Emosi negatif yang kita ungkapkan lewat perkataan bisa merusak perasaan pasangan. Jika berlebihan, salah-salah memisahkan. Itulah perlunya menguasai tata kelola rasa. Itu bukan hal asing karena, sebenarnya, kita sudah sering mendengar istilah manajemen amarah (anger management).
Individu yang memiliki kecerdasan emosional akan mengetahui kondisi hati, tahu cara mengekspresikan perasaan, dan dapat mengontrol emosi. Jika kita cerdas secara emosional, banyak manfaat yang bisa kita petik dalam kehidupan sehari-hari.
Perlu kita ingat, kecerdasan emosional bukan pengetahuan yang bisa kita dapatkan di bangku kuliah. Banyak orang yang cerdas secara akademik, tetapi bebal secara emosional. Mereka akhirnya sering gagal di tempat kerja. Sering pula gagal dalam menjalin hubungan dengan orang tercinta.
Mendalami Manajemen Marah
Apakah karena jabatanmu lebih tinggi maka kamu merasa pantas memarahi dan memaki orang yang jabatannya lebih rendah darimu di depan banyak orang? Jika kamu seperti itu, ada yang korslet pada kabel empatimu.
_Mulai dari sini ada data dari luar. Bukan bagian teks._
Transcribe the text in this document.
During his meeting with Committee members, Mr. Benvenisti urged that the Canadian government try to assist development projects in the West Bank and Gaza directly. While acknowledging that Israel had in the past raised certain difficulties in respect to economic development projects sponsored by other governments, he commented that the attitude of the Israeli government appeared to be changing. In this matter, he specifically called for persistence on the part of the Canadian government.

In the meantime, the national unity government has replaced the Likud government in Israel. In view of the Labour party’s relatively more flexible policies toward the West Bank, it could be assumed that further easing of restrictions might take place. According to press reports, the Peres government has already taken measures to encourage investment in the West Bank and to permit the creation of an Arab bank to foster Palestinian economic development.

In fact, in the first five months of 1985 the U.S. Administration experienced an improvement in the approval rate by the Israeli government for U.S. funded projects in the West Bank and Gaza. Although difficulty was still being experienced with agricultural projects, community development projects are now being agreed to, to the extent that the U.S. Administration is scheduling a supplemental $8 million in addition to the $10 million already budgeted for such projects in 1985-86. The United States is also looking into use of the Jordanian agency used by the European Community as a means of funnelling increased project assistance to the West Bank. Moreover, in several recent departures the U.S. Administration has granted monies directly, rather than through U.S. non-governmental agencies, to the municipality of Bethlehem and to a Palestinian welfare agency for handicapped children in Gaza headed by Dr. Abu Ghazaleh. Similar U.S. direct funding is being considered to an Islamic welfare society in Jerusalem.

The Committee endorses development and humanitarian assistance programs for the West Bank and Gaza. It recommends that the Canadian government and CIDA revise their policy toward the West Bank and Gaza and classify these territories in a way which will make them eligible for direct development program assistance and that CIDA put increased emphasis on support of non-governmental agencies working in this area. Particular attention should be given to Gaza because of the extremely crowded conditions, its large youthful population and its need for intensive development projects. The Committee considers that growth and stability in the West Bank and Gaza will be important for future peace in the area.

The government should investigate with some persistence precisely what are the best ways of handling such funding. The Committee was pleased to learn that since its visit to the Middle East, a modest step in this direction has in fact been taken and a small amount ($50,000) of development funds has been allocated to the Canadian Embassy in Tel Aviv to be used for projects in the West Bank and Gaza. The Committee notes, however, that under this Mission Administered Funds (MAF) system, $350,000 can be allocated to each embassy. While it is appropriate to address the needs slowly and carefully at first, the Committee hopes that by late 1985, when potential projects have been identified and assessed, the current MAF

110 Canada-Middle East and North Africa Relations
Apakah karena kamu lulusan kampus tersohor maka kamu merasa sah-sah saja mendamprat dan menindas bawahanmu yang lulusan perguruan tinggi tidak tersohor? Jika kamu seperti itu, ada urat simpatimu yang putus.
Apakah pantas karena parasmu rupawan, hartamu berlimpah, gelarmu berderet, atau jabatanmu tinggi sehingga kamu mencaci dan menghina bawahan atau rekan kerjamu di depan banyak orang? Jika kamu seperti itu, otot sopan santunmu sudah rusak parah.
Sebenarnya, kuliah di mana pun tidak akan membuatmu fasih berempati dan bersimpati pada orang lain. Serupawan dan sehartawan apa pun kamu, tidak menjamin hatimu akan peka terhadap perasaan dan harga diri orang lain.
Orang yang memilih diam ketika mendapat perlakuan tidak manusiawi, seperti dimarahi atau dicaci di depan umum, bukan berarti mereka bodoh. Sebenarnya mereka pintar mengendalikan amarah.
Mereka tahu kapan harus berbicara, bagaimana mengatakan isi hati, dan apa efek lidah bagi perasaan orang lain. Mereka memahami asertivitas atau kemampuan mengungkapkan pikiran, perasaan, dan keinginan kepada orang lain secara langsung, jujur, dan terbuka dengan tetap menghargai orang lain.
Sayangnya, manajemen amarah bukan ilmu yang mudah dikuasai. Dasar-dasarnya saja sudah ribet. Kamu harus lebih dulu tahu peristiwa yang memantik marah (anger trigger).Â
Lalu, harus mau menakar tingkat kemarahan sesuai dengan situasi pemicunya (anger meter). Terakhir, harus mampu merancang cara mengontrol amarah secara saksama dan dalam tempo yang singkat (anger control plans).